Classificação na Posição 85.17
Pela aplicação da RGI 1 e RGI 3 b), o produto foi classificado na posição 85.17, que abrange “Aparelhos telefônicos, incluindo os telefones para redes celulares e para outras redes sem fio; outros aparelhos para a transmissão ou recepção de voz, imagens ou outros dados…”.
Como não se trata de um aparelho telefônico, mas de um aparelho para transmissão e recepção de dados (transceptor), o produto foi classificado na subposição de segundo nível 8517.62 – “Aparelhos para recepção, conversão, transmissão ou regeneração de voz, imagens ou outros dados, incluindo os aparelhos de comutação e roteamento”.
Detalhamento da Classificação Final
Seguindo a estrutura da Nomenclatura Comum do Mercosul, a classificação fiscal de smartwatches na NCM foi determinada como sendo o código 8517.62.77 – “Outros aparelhos emissores com receptor incorporado, digitais – Outros, de frequência inferior a 15 GHz”.
Esta classificação se justifica pelo fato de o dispositivo operar a uma frequência de 2,4 GHz em Wi-Fi de 802.11b/g/n e transferências via Bluetooth 4.2 e ANT, sendo que no protocolo 802.11n, com modulação 64QAM, a taxa de transmissão máxima é de 450 Mbit/s.
Implicações para Importadores
A correta classificação fiscal de smartwatches na NCM tem implicações diretas para importadores e comerciantes deste tipo de produto.
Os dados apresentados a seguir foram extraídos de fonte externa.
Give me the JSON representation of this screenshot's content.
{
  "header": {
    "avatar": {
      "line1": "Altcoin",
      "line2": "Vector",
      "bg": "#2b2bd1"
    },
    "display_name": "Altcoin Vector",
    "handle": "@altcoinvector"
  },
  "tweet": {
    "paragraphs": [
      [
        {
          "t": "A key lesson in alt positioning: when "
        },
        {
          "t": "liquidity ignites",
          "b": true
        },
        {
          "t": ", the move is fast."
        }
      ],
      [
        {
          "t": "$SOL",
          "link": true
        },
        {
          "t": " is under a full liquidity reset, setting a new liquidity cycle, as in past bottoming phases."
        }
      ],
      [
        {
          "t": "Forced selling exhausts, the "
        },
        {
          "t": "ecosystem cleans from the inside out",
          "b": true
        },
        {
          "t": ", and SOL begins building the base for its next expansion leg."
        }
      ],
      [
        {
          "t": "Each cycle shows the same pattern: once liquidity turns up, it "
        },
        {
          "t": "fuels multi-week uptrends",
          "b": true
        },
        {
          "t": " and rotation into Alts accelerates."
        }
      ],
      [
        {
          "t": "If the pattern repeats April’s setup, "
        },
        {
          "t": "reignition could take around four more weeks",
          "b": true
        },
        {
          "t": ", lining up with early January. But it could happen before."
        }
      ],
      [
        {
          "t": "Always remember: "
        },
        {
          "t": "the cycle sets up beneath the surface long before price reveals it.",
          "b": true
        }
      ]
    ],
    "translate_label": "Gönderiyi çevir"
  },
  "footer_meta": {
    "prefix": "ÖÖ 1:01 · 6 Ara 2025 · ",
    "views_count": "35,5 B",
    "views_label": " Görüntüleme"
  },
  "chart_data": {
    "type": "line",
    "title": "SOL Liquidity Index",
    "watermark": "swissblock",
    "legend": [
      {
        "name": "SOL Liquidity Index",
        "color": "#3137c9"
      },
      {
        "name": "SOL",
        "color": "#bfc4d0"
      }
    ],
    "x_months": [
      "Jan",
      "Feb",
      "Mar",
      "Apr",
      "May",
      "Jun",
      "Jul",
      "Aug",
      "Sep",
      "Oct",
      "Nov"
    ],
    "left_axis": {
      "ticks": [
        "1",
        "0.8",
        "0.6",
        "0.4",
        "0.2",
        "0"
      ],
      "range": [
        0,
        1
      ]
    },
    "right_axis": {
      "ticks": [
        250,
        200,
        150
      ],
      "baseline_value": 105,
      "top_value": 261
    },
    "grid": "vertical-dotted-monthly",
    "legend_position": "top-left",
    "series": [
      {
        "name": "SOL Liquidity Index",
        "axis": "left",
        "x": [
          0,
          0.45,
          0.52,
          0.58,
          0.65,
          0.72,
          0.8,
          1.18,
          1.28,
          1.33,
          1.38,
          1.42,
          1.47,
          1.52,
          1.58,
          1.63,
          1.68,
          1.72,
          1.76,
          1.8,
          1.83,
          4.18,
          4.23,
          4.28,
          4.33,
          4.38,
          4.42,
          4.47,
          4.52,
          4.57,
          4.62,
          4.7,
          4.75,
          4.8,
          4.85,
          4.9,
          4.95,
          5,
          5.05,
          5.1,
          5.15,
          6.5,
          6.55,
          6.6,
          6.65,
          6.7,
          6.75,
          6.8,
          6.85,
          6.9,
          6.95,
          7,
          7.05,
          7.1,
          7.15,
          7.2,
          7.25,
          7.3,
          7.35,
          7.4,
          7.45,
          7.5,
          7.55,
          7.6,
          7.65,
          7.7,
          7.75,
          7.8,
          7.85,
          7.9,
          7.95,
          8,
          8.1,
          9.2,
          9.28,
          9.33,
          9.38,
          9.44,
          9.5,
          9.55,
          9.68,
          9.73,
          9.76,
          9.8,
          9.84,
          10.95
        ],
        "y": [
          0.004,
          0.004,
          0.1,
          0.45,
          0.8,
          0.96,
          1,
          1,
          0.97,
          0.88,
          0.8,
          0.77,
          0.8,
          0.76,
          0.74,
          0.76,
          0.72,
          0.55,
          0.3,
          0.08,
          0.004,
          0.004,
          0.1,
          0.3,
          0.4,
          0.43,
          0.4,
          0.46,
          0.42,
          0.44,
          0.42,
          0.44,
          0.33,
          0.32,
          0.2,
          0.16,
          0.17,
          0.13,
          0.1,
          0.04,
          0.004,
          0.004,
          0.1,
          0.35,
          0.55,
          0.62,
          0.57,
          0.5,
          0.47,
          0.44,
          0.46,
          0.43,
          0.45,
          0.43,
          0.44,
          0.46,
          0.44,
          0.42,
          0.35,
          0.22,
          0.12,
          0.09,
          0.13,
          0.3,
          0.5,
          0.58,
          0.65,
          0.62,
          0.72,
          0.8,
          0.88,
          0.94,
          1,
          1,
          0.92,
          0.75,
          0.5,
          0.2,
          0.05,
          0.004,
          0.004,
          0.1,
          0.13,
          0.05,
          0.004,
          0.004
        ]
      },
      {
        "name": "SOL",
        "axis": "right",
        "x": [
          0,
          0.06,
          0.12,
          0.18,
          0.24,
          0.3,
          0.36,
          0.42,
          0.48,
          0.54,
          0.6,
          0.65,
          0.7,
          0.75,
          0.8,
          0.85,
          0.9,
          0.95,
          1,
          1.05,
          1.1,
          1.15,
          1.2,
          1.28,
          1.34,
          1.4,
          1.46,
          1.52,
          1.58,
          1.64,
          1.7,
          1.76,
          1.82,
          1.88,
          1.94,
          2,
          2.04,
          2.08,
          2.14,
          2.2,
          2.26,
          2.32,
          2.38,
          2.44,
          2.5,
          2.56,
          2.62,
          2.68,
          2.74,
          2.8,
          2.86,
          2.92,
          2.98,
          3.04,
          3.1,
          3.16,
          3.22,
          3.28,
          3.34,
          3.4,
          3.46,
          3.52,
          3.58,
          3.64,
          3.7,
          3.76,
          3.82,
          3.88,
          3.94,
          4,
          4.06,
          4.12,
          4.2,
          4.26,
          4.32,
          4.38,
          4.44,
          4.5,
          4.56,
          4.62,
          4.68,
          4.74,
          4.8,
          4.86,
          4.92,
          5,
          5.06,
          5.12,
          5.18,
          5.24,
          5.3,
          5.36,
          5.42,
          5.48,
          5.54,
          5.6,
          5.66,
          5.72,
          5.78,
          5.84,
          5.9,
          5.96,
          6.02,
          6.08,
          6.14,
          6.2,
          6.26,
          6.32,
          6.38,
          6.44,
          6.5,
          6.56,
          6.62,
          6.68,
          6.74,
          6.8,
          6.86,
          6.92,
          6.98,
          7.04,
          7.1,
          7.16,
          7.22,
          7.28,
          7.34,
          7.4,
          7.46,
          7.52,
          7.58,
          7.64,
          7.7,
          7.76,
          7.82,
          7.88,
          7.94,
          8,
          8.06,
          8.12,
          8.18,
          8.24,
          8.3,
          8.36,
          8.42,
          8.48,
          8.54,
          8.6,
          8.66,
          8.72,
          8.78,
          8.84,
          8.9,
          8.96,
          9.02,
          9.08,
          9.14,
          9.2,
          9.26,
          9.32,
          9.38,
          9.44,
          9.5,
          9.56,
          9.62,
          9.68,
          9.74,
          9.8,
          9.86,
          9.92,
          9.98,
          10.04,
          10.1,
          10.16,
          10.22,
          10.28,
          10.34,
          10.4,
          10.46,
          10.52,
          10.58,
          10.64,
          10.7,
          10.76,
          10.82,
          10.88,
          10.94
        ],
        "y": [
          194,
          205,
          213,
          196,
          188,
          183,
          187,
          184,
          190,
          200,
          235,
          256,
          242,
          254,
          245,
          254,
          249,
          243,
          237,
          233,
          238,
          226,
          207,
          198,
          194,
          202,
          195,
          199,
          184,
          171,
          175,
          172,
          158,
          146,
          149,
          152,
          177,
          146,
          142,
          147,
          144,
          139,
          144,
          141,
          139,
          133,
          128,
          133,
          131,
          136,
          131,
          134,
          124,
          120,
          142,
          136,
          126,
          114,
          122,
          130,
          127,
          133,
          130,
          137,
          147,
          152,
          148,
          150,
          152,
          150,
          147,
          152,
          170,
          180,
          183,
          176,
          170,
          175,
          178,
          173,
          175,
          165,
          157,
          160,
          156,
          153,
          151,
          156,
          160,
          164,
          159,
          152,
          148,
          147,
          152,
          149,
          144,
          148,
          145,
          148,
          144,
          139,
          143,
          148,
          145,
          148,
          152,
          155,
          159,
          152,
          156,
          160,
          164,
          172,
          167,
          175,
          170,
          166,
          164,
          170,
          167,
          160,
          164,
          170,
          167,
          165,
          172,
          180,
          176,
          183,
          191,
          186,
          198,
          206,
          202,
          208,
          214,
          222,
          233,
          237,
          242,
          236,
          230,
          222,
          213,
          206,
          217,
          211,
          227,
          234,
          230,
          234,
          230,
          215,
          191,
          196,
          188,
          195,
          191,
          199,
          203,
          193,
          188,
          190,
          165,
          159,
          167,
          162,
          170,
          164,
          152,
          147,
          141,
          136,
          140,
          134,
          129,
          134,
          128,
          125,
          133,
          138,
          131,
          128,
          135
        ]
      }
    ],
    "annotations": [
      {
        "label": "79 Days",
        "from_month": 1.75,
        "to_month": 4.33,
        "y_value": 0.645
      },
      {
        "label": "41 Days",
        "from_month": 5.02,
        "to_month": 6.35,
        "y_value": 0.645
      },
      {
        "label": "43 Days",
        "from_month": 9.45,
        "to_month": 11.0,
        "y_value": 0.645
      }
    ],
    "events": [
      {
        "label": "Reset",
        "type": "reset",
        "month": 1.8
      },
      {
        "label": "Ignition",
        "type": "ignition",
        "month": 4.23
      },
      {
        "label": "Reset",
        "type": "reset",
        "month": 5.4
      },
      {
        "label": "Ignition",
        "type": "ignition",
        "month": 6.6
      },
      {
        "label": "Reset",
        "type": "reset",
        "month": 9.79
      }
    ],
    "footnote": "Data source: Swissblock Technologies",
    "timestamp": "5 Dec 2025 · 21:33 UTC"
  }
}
O código NCM determina as alíquotas de impostos aplicáveis na importação, como Imposto de Importação (II), IPI, PIS/COFINS-Importação, além de eventuais medidas de defesa comercial.
É fundamental que as empresas que trabalham com importação e comercialização de smartwatches estejam atentas a esta classificação para evitar problemas no desembaraço aduaneiro e possíveis autuações fiscais.
Outros Dispositivos Similares
É importante ressaltar que a Solução de Consulta analisou um modelo específico de smartwatch. Outros modelos com características diferentes podem ter classificação distinta, dependendo de suas funcionalidades principais.
Por exemplo, dispositivos mais simples que funcionam apenas como monitores de atividade física, sem capacidade de pareamento para receber notificações, poderiam receber classificação diferente.
Considerações Finais
A classificação fiscal de smartwatches na NCM como 8517.62.77 estabelece um importante precedente para o tratamento tributário destes dispositivos no Brasil. Esta classificação reconhece a natureza multifuncional destes produtos, mas estabelece o transceptor (dispositivo de comunicação) como sua característica essencial.
Para empresas que importam ou comercializam smartwatches, é recomendável analisar cuidadosamente as características técnicas de seus produtos e, em caso de dúvida, avaliar a possibilidade de apresentar uma consulta formal à Receita Federal, nos termos da Instrução Normativa RFB nº 1.464, de 8 de maio de 2014.